I remember watching Donte Ingram and Ben Richardson play in their first game as Ramblers, November 11, 2014. That was the year Loyola went to their first post-season tournament in 30 years, when Loyola won the CBI in Richardson and Ingram’s freshman year, part of Loyola’s first recruiting class as members of the MVC. Both of them took steps forward year by year, adding or improving a new facet to their game each off season.

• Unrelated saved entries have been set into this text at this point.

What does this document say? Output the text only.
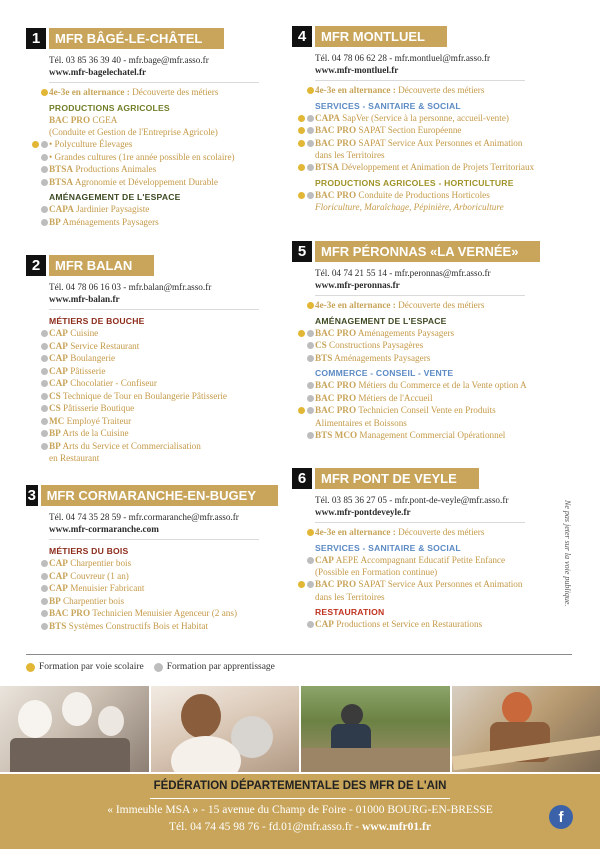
1	MFR BÂGÉ-LE-CHÂTEL
Tél. 03 85 36 39 40 - mfr.bage@mfr.asso.fr
www.mfr-bagelechatel.fr
4e-3e en alternance : Découverte des métiers
PRODUCTIONS AGRICOLES
BAC PRO CGEA
(Conduite et Gestion de l'Entreprise Agricole)
• Polyculture Élevages
• Grandes cultures (1re année possible en scolaire)
BTSA Productions Animales
BTSA Agronomie et Développement Durable
AMÉNAGEMENT DE L'ESPACE
CAPA Jardinier Paysagiste
BP Aménagements Paysagers
2	MFR BALAN
Tél. 04 78 06 16 03 - mfr.balan@mfr.asso.fr
www.mfr-balan.fr
MÉTIERS DE BOUCHE
CAP Cuisine
CAP Service Restaurant
CAP Boulangerie
CAP Pâtisserie
CAP Chocolatier - Confiseur
CS Technique de Tour en Boulangerie Pâtisserie
CS Pâtisserie Boutique
MC Employé Traiteur
BP Arts de la Cuisine
BP Arts du Service et Commercialisation
en Restaurant
3 MFR CORMARANCHE-EN-BUGEY
Tél. 04 74 35 28 59 - mfr.cormaranche@mfr.asso.fr
www.mfr-cormaranche.com
MÉTIERS DU BOIS
CAP Charpentier bois
CAP Couvreur (1 an)
CAP Menuisier Fabricant
BP Charpentier bois
BAC PRO Technicien Menuisier Agenceur (2 ans)
BTS Systèmes Constructifs Bois et Habitat
4	MFR MONTLUEL
Tél. 04 78 06 62 28 - mfr.montluel@mfr.asso.fr
www.mfr-montluel.fr
4e-3e en alternance : Découverte des métiers
SERVICES - SANITAIRE & SOCIAL
CAPA SapVer (Service à la personne, accueil-vente)
BAC PRO SAPAT Section Européenne
BAC PRO SAPAT Service Aux Personnes et Animation
dans les Territoires
BTSA Développement et Animation de Projets Territoriaux
PRODUCTIONS AGRICOLES - HORTICULTURE
BAC PRO Conduite de Productions Horticoles
Floriculture, Maraîchage, Pépinière, Arboriculture
5	MFR PÉRONNAS «LA VERNÉE»
Tél. 04 74 21 55 14 - mfr.peronnas@mfr.asso.fr
www.mfr-peronnas.fr
4e-3e en alternance : Découverte des métiers
AMÉNAGEMENT DE L'ESPACE
BAC PRO Aménagements Paysagers
CS Constructions Paysagères
BTS Aménagements Paysagers
COMMERCE - CONSEIL - VENTE
BAC PRO Métiers du Commerce et de la Vente option A
BAC PRO Métiers de l'Accueil
BAC PRO Technicien Conseil Vente en Produits
Alimentaires et Boissons
BTS MCO Management Commercial Opérationnel
6	MFR PONT DE VEYLE
Tél. 03 85 36 27 05 - mfr.pont-de-veyle@mfr.asso.fr
www.mfr-pontdeveyle.fr
4e-3e en alternance : Découverte des métiers
SERVICES - SANITAIRE & SOCIAL
CAP AEPE Accompagnant Educatif Petite Enfance
(Possible en Formation continue)
BAC PRO SAPAT Service Aux Personnes et Animation
dans les Territoires
RESTAURATION
CAP Productions et Service en Restaurations
Ne pas jeter sur la voie publique.
Formation par voie scolaire Formation par apprentissage
FÉDÉRATION DÉPARTEMENTALE DES MFR DE L'AIN
« Immeuble MSA » - 15 avenue du Champ de Foire - 01000 BOURG-EN-BRESSE
Tél. 04 74 45 98 76 - fd.01@mfr.asso.fr - www.mfr01.fr
f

And they became steeped in the emerging Loyola culture, helping to integrate players like Lucas Williamson, Aundre Jackson, and Clayton Custer into the philosophy behind Loyola basketball.
As their college basketball careers end in the 2018 Final Four in San Antonio, Richardson and Ingram have been a part of 89 wins against 50 losses in their Loyola careers—the most wins for four-year players since—- EVER, for Loyola. Donte Ingram finishes his career with 1235 points, 688 rebounds, and 175 three-pointers. Ben Richardson ends with 761 points, 306 assists, and 302 rebounds. Both won prestigious league awards—Donte Ingram with the 2018 Second Team recognition and 2018 Arch Madness Most Outstanding Player, and Ben Richardson with the 2018 MVC Defensive Player of the Year award. Donte and Ben—and fellow seniors Aundre Jackson, Nick DiNardi and Carson Shanks– leave Loyola and their fans with banners, trophies, and memories. And most important, they’ve established a new sense of pride, and a culture of success in the program.
Thank you to everyone in the Loyola community—players, coaches, administrators, trainers, sports information, fans, students, and friends—who helped make this fantastic season happen.